Aujourd’hui encore, la mentalité makhzénienne que le palais tente de perpétuer, au détriment du bon sens, de la simple morale et du sens de l’histoire, demeure basée sur le mépris.
Lorsque les actes de tortures et de viol des prisonniers (à l’aide de bouteilles) ont été révélés à l’opinion publique – témoignage vidéo de Bouchta Charef en particulier – aucun responsable politique, à quelque niveau que ce soit, n’a eu le courage de présenter des excuses.
D’ailleurs, l’homme qui dirige toutes les prisons du pays, Hafid Benhachem, est un pur produit de l’école Driss Basri, ancien ministre de l’intérieur d’Hassan II. C’est un fidèle du palais que le ministre de la justice actuel n’ose pas et n’osera jamais indisposer.
Ces derniers mois, lors des évènements de Taza, de Beni Bouayach dans le nord et de Douar Chlihate à côté de la ville de Larache, et tout récemment à Tanger en ce début d’octobre, les forces de l’ordre ont toujours agi selon le même scénario : usage exagéré de la violence, accès par la force aux domiciles des citoyens, vols d’objets, menaces de viol, insultes vulgaires. Aucun responsable parmi les multiples organes sécuritaires n’a jamais été inquiété et aucune excuse n’a été présentée aux victimes.
Il y a quatre années, Hassan Yaakoubi, mari d’une des tantes du roi, a brûlé un feu rouge à Casablanca. Lorsque qu’un agent de circulation l’a arrêté pour non respect du code de la route, l’homme qui venait de finir une partie de golf a sorti de la boite à gants de son véhicule un  revolver et a tiré une balle sur la jambe du malheureux policier.
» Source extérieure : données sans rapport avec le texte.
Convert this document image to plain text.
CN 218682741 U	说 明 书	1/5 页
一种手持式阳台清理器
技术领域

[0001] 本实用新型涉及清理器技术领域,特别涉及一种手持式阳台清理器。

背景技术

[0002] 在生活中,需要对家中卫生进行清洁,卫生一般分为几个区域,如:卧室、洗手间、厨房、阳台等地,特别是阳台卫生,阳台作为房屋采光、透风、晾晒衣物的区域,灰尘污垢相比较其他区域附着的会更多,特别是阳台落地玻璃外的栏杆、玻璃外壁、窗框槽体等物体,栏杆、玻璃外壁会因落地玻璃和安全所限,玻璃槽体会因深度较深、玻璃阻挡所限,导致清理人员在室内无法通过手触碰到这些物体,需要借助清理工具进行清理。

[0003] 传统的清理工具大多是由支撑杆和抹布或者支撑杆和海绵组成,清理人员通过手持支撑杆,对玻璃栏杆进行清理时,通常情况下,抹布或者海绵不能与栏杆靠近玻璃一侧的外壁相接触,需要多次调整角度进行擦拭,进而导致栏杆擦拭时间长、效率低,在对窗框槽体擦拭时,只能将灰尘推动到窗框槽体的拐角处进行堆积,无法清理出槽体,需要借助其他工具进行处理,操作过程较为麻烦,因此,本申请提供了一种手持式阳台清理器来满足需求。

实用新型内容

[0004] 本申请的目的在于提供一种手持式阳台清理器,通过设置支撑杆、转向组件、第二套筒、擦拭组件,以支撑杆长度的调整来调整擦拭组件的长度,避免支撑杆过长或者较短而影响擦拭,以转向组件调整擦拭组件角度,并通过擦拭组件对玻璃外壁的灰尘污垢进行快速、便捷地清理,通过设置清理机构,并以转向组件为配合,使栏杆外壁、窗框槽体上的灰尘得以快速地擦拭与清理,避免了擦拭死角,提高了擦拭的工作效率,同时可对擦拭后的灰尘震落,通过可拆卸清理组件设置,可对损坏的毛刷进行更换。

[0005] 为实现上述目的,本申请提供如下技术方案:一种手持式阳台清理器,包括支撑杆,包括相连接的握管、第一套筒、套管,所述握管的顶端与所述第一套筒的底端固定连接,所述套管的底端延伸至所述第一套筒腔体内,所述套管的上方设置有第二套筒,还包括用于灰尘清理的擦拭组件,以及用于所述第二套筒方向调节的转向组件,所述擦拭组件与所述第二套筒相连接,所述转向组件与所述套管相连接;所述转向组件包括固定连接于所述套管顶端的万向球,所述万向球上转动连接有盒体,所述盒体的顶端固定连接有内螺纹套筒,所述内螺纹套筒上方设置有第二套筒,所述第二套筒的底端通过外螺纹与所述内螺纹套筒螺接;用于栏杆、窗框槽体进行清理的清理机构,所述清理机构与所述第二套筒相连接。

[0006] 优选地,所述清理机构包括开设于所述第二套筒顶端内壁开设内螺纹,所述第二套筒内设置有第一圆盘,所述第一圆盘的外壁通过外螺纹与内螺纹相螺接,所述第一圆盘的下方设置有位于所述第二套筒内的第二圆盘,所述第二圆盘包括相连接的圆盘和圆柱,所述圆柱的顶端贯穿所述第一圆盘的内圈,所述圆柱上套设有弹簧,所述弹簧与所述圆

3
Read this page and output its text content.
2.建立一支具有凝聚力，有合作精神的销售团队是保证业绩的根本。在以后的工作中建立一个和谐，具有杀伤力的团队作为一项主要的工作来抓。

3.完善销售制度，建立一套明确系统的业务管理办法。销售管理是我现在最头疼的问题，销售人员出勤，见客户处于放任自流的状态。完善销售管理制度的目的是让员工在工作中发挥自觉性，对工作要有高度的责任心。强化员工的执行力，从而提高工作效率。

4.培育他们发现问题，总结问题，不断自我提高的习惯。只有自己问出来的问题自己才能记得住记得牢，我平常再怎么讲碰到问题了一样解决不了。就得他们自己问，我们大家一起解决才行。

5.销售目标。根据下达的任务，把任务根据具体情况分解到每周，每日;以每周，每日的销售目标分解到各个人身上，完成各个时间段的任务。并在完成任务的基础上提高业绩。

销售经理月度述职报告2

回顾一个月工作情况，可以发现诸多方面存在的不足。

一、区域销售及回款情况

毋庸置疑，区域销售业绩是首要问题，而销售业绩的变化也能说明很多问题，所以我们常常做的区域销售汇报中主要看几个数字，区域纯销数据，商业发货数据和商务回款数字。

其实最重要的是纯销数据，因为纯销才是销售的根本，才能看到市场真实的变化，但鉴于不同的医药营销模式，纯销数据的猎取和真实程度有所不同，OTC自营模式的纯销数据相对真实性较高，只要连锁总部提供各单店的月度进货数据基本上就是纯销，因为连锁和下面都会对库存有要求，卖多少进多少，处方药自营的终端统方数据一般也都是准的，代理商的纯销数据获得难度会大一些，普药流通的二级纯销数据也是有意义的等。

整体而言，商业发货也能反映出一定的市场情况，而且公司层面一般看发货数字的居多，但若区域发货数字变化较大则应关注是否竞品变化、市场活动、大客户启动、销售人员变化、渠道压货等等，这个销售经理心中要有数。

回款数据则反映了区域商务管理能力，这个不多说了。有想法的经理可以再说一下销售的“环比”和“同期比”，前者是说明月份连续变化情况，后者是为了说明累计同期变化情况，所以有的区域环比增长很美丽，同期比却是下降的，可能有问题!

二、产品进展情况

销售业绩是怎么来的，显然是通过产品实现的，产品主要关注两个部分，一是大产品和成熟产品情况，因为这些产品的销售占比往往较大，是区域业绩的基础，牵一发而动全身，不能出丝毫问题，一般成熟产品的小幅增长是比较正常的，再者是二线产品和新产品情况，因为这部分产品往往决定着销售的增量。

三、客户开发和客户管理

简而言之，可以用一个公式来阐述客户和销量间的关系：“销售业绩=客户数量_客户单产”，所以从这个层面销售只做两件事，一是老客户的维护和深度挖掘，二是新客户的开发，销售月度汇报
Au lieu d’être arrêté et jugé, il a été ensuite escorté par d’autres policiers, comble de l’humiliation, jusqu’à son domicile. Un communiqué a été publié dans la soirée informant les sujets de sa majesté que l’oncle par alliance de sa majesté est atteint d’une obscure maladie mentale, le syndrome de Korsakoff (selon Wikipédia: psychose de Korsakoff ou démence de Korsakoff ou syndrome amnésique avec fabulations, est un trouble neurologique causé par le manque de thiamine -vitamine B1- dans le cerveau. Sa survenue est liée à l’abus d’alcool ou à une sévère malnutrition).
Le communiqué ne détaille pas dans quelles circonstances et par qui le permis de port d’arme a été délivré à cet individu.
Cet épisode illustre la différence de fond entre les deux situations dans deux pays, la Tunisie et le Maroc. Le premier a vécu une vraie révolution, a chassé le despotisme et a arraché sa dignité à celui qui exerçait  oppression et injustice. Par contre, le Maroc a vécu une fausse révolution, celle que Benkirane, qui n’est finalement qu’un fonctionnaire avec grade de Chef de Gouvernement, appelle avec fierté la révolution des urnes.
Sauf que ce sont des urnes bourrées de mépris.